Lebanon Bans ‘Da Vinci Code’ Novel

Lebanon has banned Dan Brown's bestselling novel
( [email protected] ) Sep 16, 2004 09:43 PM EDT

Lebanon has banned Dan Brown's bestselling novel "The Da Vinci Code" after Catholic leaders complained it was offensive and insulting to Christianity. The novel—with its depiction of Jesus Christ marrying Mary Magdalene and fathering a child—has drawn harsh criticism since it was first released last year.

According to news agencies, the decision by the General Security Department to pull the book off the shelves around Lebanon was made after the Catholic Information center, which speaks for Lebanon’s Catholic community, recommended that it be banned.

“We were asked for our opinion on the book and we gave it,” the Rev. Abdo Abu Kasm, who heads the center, told the Associate Press on Thursday. “We cannot accept that anyone insult our dignity and beliefs. … Christianity is not about forgiveness to the point of insulting Jesus Christ.”

As a result, bookstores were told by security authorities to pull French, English and Arabic copies off their shelves meanwhile banning local publishers from distributing more. Bookstore managers and publishers were not pleased of the decision, as the Arabic version had only been released about 10 days ago but was already proving popular.

"This is censorship, people should be allowed to read what they want ... This book is fiction, everyone knows it's fiction. It is not political or propaganda or history," said Roger Haddad, assistant manager at Virgin Megastore's bookshop in downtown Beirut.

Kasm, however, told Reuters, "There are paragraphs that touch the very roots of the Christian religion ... They say Jesus Christ had a sexual relationship with Mary Magdalene, that they had children."
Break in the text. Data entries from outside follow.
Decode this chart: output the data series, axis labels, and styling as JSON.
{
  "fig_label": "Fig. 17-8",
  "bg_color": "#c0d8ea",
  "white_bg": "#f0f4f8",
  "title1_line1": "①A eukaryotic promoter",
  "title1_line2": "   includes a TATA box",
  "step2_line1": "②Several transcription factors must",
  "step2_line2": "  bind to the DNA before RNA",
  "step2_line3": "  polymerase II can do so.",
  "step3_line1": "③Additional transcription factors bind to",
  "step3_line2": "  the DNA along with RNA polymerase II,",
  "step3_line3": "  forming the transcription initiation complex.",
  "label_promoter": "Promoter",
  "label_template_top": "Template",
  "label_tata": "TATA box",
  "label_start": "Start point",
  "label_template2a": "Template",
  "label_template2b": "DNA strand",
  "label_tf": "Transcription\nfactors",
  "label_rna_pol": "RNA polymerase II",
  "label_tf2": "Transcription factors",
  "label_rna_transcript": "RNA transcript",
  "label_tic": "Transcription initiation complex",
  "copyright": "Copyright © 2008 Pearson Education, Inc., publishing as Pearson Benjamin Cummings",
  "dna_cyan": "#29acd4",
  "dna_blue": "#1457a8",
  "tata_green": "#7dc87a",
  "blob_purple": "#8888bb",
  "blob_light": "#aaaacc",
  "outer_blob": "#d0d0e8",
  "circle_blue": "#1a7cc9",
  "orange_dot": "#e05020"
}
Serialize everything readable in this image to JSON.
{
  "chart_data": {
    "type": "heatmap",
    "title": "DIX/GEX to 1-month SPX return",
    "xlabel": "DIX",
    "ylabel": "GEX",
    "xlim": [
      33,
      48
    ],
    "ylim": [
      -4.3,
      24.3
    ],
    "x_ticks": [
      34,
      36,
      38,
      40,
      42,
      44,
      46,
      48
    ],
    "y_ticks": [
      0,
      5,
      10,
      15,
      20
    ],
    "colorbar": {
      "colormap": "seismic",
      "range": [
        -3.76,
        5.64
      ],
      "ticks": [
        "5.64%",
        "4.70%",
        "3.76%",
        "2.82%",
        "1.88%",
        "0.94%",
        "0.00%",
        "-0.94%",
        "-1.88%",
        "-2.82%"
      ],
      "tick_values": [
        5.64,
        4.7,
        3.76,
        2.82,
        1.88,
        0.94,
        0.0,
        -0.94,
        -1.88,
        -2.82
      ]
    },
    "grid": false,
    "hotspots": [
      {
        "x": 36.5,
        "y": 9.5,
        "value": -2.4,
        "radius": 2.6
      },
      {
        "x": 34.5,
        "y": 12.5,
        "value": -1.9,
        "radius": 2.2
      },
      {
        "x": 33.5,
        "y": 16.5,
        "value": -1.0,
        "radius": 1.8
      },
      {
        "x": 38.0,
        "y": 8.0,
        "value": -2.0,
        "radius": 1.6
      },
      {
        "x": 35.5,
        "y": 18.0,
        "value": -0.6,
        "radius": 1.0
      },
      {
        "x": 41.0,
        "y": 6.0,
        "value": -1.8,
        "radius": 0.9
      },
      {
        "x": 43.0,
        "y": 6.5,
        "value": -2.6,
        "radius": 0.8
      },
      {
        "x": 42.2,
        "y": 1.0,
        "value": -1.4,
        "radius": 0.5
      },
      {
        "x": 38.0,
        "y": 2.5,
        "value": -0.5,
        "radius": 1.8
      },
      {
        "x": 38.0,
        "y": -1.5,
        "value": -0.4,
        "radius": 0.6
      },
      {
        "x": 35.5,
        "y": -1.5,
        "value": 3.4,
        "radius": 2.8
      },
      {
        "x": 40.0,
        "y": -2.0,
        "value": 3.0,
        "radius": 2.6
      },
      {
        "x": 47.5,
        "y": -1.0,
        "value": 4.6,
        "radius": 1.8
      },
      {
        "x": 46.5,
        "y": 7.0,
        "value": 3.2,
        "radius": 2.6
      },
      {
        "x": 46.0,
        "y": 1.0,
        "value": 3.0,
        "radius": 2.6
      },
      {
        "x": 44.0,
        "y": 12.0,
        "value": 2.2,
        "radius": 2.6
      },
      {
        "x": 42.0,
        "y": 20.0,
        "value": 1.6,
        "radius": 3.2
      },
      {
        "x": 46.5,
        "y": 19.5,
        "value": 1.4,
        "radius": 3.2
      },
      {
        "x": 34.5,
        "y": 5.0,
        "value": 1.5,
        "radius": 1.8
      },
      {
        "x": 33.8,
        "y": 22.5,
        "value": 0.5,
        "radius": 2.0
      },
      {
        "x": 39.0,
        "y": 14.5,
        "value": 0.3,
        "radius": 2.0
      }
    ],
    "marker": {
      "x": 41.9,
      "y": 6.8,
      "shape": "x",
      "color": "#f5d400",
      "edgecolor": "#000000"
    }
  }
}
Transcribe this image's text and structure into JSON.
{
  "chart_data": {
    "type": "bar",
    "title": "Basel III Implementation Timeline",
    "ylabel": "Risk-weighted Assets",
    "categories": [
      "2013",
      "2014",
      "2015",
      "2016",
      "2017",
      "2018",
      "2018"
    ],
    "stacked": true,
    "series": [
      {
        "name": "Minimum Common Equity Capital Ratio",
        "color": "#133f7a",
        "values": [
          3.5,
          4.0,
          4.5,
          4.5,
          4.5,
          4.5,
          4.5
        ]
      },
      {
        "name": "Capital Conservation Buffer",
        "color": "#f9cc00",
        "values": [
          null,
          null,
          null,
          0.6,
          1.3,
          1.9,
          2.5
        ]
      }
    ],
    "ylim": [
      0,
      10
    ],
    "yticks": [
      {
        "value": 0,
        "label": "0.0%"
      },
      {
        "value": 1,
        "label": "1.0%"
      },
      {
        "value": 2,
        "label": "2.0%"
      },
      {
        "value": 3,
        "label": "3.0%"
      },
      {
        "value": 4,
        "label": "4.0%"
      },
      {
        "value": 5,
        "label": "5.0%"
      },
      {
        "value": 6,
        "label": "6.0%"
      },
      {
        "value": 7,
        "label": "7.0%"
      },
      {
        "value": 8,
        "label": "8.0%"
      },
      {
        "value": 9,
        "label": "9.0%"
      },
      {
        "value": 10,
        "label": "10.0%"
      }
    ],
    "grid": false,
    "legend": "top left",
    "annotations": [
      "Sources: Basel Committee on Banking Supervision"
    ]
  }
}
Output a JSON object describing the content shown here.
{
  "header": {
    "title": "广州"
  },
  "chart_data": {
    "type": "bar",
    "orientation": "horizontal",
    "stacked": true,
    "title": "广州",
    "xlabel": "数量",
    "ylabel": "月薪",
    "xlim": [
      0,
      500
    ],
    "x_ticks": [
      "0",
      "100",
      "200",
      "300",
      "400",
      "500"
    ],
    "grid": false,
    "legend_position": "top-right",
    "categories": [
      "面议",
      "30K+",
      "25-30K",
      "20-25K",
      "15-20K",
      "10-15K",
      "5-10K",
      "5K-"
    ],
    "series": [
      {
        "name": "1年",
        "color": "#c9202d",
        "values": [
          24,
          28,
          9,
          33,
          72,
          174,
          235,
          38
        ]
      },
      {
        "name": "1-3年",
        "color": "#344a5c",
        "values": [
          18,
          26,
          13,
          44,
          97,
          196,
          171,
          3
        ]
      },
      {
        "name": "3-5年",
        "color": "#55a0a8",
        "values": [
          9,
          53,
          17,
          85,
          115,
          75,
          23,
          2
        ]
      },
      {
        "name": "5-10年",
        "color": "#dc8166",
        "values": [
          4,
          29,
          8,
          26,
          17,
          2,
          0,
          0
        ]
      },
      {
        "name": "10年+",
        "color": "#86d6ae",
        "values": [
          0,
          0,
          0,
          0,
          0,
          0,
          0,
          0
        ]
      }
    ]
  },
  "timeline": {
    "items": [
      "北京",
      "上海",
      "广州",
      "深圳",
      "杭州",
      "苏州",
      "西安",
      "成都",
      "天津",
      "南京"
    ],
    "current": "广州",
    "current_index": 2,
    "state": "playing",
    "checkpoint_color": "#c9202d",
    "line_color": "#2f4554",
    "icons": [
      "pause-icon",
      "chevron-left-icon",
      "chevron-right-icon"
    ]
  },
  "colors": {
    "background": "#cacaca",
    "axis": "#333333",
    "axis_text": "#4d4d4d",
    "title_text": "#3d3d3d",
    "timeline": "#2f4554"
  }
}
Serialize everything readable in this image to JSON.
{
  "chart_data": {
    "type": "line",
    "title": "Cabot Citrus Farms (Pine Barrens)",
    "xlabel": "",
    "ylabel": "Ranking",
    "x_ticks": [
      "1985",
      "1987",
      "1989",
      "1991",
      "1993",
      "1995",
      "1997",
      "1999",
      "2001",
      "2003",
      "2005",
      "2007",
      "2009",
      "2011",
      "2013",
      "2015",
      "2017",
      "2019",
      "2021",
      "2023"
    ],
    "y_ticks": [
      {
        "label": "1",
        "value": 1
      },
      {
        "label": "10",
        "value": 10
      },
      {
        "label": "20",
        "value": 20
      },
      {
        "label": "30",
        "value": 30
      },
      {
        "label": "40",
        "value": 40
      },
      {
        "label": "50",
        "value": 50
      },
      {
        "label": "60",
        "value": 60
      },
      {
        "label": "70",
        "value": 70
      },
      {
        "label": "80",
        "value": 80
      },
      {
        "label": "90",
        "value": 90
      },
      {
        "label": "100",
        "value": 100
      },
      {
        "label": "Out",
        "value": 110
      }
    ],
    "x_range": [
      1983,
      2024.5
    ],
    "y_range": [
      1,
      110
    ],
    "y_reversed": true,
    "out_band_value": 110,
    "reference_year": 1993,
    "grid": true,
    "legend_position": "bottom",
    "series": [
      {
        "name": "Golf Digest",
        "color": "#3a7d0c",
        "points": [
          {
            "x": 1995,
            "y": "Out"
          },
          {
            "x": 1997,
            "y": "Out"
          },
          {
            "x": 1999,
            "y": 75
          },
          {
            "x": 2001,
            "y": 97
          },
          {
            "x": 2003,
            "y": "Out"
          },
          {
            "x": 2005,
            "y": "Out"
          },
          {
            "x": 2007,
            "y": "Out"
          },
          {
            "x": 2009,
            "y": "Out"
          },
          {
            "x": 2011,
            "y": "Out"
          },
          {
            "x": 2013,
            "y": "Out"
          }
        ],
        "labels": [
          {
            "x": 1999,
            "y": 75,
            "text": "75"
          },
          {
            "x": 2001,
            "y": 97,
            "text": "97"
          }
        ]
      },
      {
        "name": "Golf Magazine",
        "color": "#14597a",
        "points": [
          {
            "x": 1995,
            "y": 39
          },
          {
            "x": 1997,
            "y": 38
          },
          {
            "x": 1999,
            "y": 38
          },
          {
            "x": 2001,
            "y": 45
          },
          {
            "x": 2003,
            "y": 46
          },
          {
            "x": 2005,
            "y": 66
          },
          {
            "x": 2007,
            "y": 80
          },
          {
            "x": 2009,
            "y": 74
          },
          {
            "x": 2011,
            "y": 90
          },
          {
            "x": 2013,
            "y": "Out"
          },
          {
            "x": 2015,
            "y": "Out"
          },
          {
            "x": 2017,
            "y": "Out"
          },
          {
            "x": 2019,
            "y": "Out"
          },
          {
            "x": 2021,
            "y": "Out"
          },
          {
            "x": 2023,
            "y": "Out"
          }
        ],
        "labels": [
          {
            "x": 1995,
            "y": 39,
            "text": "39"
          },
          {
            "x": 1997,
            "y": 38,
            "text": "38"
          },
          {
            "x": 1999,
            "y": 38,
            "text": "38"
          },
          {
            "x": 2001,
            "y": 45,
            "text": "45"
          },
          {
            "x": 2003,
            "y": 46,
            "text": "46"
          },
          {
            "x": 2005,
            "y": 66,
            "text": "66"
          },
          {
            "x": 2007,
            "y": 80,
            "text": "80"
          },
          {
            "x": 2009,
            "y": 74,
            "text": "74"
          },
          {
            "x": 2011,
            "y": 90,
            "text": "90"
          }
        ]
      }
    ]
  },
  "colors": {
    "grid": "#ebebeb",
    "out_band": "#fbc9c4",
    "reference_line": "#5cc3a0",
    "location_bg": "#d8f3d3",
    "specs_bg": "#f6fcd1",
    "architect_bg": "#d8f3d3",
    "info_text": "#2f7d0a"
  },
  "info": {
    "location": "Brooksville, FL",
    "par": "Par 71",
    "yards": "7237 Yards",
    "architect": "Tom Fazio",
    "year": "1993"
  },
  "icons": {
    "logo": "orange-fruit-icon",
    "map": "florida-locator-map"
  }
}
"Those things are difficult for us to accept, even if it's supposed to be fiction,” he continued. “Lebanon is a country with many different religious communities and there are still laws that ban articles that offend different communities."

The Security Department, which consults with Christian and Muslim religious authorities on all books dealing with sensitive subjects, routinely screens imported publications to prevent the distribution of material it deems harmful to the country’s security and polices.